The presser told ThePrint he filed a missing person’s complaint for his daughter in 2006. A year and a half later, he added, he found her clothes in the house where the accused lived, when he visited it after their arrest.
“I have been fighting the case for the past 17 years,” he said. “I have been to police stations, CBI, courts, but today, I feel defeated,” he added.
“The men confessed to the police that they have committed the murder of our children. The police have the video. I saw the video. Was it not enough?” he said.
Losing her 5-year-old son, meanwhile, left the Nithari shop owner in a state of constant panic where she doesn’t let her other children go anywhere unaccompanied.
She drops her three other children to school in the morning, picks them up in the afternoon, and also accompanies them to tuition classes.
“We have not been able to forget what happened to our son. Since then, no one in our family goes anywhere alone,” she said.
‘Khooni haveli, bhootiya ghar, bacha chor’

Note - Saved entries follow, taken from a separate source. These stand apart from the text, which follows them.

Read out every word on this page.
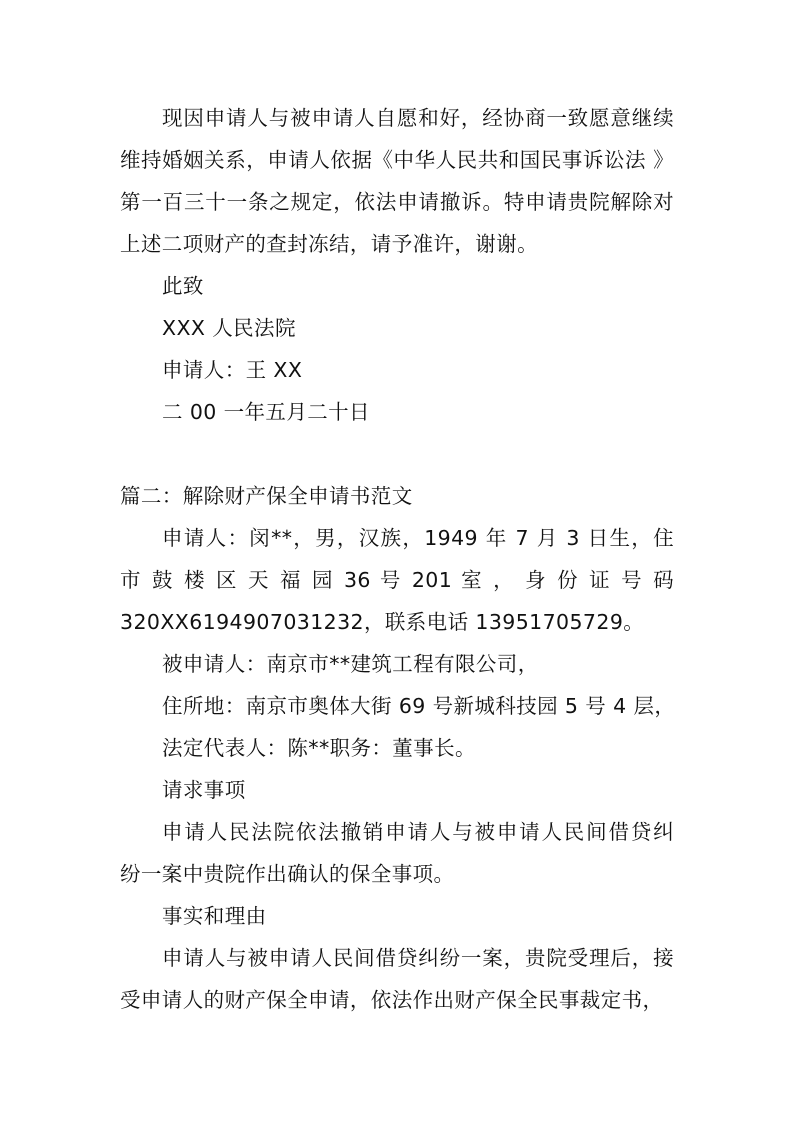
现因申请人与被申请人自愿和好，经协商一致愿意继续
维持婚姻关系，申请人依据《中华人民共和国民事诉讼法 》
第一百三十一条之规定，依法申请撤诉。特申请贵院解除对
上述二项财产的查封冻结，请予准许，谢谢。
此致
XXX 人民法院
申请人：王 XX
二 00 一年五月二十日
篇二：解除财产保全申请书范文
申请人：闵**，男，汉族，1949 年 7 月 3 日生，住
市 鼓 楼 区 天 福 园 36 号 201 室 ， 身 份 证 号 码
320XX6194907031232，联系电话 13951705729。
被申请人：南京市**建筑工程有限公司，
住所地：南京市奥体大街 69 号新城科技园 5 号 4 层，
法定代表人：陈**职务：董事长。
请求事项
申请人民法院依法撤销申请人与被申请人民间借贷纠
纷一案中贵院作出确认的保全事项。
事实和理由
申请人与被申请人民间借贷纠纷一案，贵院受理后，接
受申请人的财产保全申请，依法作出财产保全民事裁定书，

A crowd gathered outside “D5” — Pandher’s house, where the killings are suspected to have taken place — after the HC judgment came in, and fervent discussions began on the acquittal.
The house, deserted and dilapidated, is covered with bushes and shrubs. The drain outside, where the skeletons were found, is covered in filth.
Since the incident came to light, the bungalow has earned many names. For some, it is “khooni haveli (bloody palace)”, while for others it is “bhootiya ghar (haunted house)” or the “bacha chor ka ghar (house of the child thief)”.
Under the shade of a colourful umbrella, outside the house, Manjeet Mandal, 37, sat sewing clothes. On a tree behind him hung an image of Hindu deity Hanuman.
When Mandal came to Nithari last year from West Bengal, he was unaware of the killings, he told ThePrint. He learnt about them only when he went out asking local residents why no customers were turning up at his sewing stall.
“When a shopkeeper told me about the killings, I went home and saw the YouTube videos. I couldn’t come to work for a week until I gathered courage.” he said. “Then I brought the poster of Lord Hanuman.”
The Nithari shop owner’s neighbour said she and her family had long ago stopped taking the road that runs by the house, and they instead took the longer route to reach the main road.
“I have heard that, in the night, children ask for help,” she said, crossing her fingers. “It’s scary. The road is forbidden for our family.”